Competitive China Reduced By Rising Production Costs

CHINA – The continued growth and export potential of both China's milk produce and its dairy livestock sectors are set to be curtailed by soaring productions costs, FLEXNEWS has learnt.
calendar icon 4 December 2007
clock icon 2 minute read

The output of almost all products from raw milk to whole fat milk powder is increasing, leading to a general decrease in imports. However, imports of cheese, which is becoming increasingly popular in China, are predicted to increase by almost one third next year.

Production

Recovering Non-Fat Dry Milk (NFDM) Production

China’s non-fat dry milk (NFDM) production in 2008 is expected to recover by three percent to 65,000 mt. Domestic NFDM production dropped considerably from its peak of 83,000 MT in 2003 to 60,000 MT in 2005 when domestic poor-quality milk powder caused food safety problems during 2004-2005.

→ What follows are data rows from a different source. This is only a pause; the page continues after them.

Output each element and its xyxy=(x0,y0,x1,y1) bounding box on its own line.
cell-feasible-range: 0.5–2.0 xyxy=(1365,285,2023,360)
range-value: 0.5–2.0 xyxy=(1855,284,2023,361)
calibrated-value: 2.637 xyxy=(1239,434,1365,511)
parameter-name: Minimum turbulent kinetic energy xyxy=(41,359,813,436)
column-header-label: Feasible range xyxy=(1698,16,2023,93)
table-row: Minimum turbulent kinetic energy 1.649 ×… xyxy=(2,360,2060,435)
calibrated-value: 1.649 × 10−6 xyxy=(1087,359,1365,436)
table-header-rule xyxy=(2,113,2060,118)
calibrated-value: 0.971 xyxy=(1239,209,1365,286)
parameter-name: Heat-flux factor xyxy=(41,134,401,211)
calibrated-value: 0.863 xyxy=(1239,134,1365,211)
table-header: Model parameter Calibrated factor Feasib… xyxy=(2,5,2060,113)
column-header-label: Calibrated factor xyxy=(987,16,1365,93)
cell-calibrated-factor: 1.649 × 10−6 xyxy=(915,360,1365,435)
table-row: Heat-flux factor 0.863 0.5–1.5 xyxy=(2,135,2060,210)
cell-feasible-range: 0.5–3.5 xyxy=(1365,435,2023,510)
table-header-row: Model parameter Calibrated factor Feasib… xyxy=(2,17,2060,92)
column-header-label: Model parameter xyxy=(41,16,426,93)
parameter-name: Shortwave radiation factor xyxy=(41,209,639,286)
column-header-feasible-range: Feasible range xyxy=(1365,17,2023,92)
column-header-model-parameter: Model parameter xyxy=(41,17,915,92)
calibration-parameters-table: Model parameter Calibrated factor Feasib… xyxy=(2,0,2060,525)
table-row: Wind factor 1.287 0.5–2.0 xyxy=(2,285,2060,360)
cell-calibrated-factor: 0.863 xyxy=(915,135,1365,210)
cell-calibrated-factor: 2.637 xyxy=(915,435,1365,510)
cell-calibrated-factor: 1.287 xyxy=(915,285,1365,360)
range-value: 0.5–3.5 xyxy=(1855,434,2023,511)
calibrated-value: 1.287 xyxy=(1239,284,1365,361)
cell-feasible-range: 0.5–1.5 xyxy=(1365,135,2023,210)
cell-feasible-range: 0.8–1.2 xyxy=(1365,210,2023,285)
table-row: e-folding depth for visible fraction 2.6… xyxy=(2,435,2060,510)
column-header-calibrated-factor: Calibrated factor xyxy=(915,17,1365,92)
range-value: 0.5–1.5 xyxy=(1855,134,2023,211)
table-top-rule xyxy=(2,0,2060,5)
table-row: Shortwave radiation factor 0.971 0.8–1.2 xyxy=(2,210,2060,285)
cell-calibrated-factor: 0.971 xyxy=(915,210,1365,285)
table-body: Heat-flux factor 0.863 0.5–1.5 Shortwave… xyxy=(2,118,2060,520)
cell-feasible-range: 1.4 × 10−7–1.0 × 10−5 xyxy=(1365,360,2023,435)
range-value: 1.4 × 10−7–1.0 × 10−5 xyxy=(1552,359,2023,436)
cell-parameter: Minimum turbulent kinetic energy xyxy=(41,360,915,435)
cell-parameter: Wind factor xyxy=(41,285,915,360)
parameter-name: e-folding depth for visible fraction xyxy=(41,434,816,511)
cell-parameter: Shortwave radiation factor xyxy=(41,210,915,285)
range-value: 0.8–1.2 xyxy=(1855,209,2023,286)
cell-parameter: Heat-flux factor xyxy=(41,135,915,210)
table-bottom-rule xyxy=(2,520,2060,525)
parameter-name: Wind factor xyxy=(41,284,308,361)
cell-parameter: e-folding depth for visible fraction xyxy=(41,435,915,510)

China started stepping up quality control for milk powder in 2006, and Chinese consumer confidence in domestic milk powder has gradually recovered.

Increased domestic demand and lower imports in 2007, because of higher international prices, has driven domestic production upward. However, increasing production cannot offset falling imports. This trend is expected to continue into 2008, since China’s main suppliers - New Zealand and Australia - have suffered serious droughts causing milk prices to rise significantly.

Consumption is forecast to fall by 2 pct to 99,000 mt in 2008 because of fewer imports. The NFDM market in China is confined mainly to older people in lager cities who drink it for health reasons. Domestic consumption varies inversely with international prices. And higher international prices are expected to constrain Chinese consumption throughout 2007 and 2008.